To replicate the REDI proof of concept, you must first download three datasets:
- Go to https://usa.ipums.org/.
- Select sample years 2016 and 2017. Select variables: YEAR, REPWTP, PERWT, HHINCOME. See how the selection should look here: https://osf.io/e2dtr/
- After unzipping, label the .dat file downloaded as ""usa_00008.dat".
- Go to https://cps.ipums.org/
- Download the variables: Select sample years 2016 and 2017. Select variables: YEAR, ASECWTH, HHINCOME, PERNUM, SEX, RACE, HISPAN, and EDUC. See how the selection should look here: https://osf.io/z3pcw/
- After unzipping, label the .dat file downloaded as "cps_00009.dat".
- Downloaded as a spreadsheet from the U.S. Bureau of Labor Statistics website: https://www.bls.gov/cpi/research-series/r-cpi-u-rs-home.htm.
- Code to import and use this data can be found along with the rest of the code.

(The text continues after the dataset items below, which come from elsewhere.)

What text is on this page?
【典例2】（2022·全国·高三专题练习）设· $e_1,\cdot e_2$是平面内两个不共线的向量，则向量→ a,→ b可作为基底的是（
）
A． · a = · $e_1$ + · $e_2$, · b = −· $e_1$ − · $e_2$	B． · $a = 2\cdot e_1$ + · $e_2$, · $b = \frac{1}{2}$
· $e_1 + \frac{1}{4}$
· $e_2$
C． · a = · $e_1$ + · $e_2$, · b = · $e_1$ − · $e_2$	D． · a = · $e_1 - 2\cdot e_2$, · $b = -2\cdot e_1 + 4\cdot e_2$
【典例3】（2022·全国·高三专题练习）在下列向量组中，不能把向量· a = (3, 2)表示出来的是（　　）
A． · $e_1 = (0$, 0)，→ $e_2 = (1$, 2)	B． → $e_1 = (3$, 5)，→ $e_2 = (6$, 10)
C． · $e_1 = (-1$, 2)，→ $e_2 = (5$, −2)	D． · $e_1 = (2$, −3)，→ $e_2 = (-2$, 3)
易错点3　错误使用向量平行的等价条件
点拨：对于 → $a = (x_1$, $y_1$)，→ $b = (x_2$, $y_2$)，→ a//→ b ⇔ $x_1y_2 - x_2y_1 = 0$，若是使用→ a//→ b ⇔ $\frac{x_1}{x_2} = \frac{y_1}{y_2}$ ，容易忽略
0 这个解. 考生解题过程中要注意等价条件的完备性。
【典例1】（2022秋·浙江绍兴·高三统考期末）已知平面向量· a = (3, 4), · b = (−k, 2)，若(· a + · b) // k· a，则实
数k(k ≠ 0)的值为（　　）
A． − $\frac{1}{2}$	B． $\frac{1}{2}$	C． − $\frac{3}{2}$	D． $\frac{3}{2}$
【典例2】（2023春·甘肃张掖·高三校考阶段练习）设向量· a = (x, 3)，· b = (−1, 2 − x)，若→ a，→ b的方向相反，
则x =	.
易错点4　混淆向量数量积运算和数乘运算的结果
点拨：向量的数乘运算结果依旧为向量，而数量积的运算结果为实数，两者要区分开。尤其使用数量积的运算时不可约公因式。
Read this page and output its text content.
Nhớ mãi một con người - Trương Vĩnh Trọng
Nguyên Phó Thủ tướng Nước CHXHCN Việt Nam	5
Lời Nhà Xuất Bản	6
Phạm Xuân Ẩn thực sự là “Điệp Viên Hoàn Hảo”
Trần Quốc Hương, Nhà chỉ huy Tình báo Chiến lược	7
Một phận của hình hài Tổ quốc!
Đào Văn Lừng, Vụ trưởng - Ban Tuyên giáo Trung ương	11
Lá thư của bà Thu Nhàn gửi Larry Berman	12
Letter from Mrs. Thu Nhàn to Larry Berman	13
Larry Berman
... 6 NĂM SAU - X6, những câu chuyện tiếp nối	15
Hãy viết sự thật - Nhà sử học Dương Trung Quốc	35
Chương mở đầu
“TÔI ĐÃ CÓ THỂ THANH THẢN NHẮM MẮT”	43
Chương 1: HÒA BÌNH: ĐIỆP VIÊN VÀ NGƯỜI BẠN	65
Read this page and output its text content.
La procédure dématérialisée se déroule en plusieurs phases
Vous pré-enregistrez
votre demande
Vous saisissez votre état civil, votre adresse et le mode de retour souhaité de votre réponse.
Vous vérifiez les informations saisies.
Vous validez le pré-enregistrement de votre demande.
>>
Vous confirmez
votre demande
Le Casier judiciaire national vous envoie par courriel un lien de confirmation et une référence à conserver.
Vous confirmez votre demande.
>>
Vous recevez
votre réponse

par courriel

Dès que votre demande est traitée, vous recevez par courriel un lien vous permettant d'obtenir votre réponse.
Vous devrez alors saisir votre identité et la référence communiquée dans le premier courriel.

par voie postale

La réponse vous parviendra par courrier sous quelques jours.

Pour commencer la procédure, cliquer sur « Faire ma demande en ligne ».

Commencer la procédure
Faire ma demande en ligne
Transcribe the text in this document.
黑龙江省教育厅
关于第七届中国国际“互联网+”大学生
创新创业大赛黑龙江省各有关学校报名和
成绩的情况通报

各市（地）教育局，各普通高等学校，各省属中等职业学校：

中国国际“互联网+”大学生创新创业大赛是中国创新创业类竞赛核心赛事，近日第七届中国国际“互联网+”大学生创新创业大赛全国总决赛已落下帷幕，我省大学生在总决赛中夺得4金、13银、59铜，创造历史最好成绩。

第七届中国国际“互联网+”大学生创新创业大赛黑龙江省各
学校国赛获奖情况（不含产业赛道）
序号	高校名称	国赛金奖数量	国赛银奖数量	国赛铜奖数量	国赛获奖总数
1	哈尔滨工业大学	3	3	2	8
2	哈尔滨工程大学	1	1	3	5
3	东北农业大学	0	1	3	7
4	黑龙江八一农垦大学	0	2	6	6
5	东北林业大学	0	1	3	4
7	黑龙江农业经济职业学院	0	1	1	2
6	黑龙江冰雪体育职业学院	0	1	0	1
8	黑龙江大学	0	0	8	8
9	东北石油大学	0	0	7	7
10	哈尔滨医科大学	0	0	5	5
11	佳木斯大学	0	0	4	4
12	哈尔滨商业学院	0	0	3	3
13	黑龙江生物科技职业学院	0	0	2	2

Now you will create a file system to keep track of data and results from the replication.
-
Create an empty file for this project. Change the directory in the "redi00_master.do" to match this folder for code for the project:
global redi "YOUR / DIRECTORY / HERE" // where all replication .do files stored
-
Create a new blank folder to serve as an umbrella folder for holding all data related to this replication.
-
Create a new blank folder within this data folder. All source data files downloaded above should be placed in a single file folder. Change the directory in the "redi00_master.do" file to match this directory:
global source "YOUR / DIRECTORY / HERE" // original datasets (ACS, CPS ASEC)
-
Create another new blank folder within this data folder. This will be used for the clean but unmodified data sets extracted from these raw data sets. Change the directory in the "redi00_master.do" to match the folder on your computer:
global extr "YOUR / DIRECTORY / HERE" // extracted datasets - a file to extract original data
-
Create yet another new blank folder within your umbrella project folder. This will be used for modified data sets that you are actively working with. Again, change the directory in the "redi00_master.do" file:
global deriv "YOUR / DIRECTORY / HERE" // derived datasets - a file to store final data
-
Create one final folder to hold temporary data files. Change the directory in the "redi00_master.do" file:
global temp "YOUR / DIRECTORY / HERE" // temporary datasets - an empty file to store temporary data
Since these are global variables, you will not need to reestablish these directory connections at any other point in the code. You will, however, need to run this part of the code before running any other .do file in the project.
From this point forward, the code should be self-documenting. Proceed in the order laid out in the file "redi00_master.do".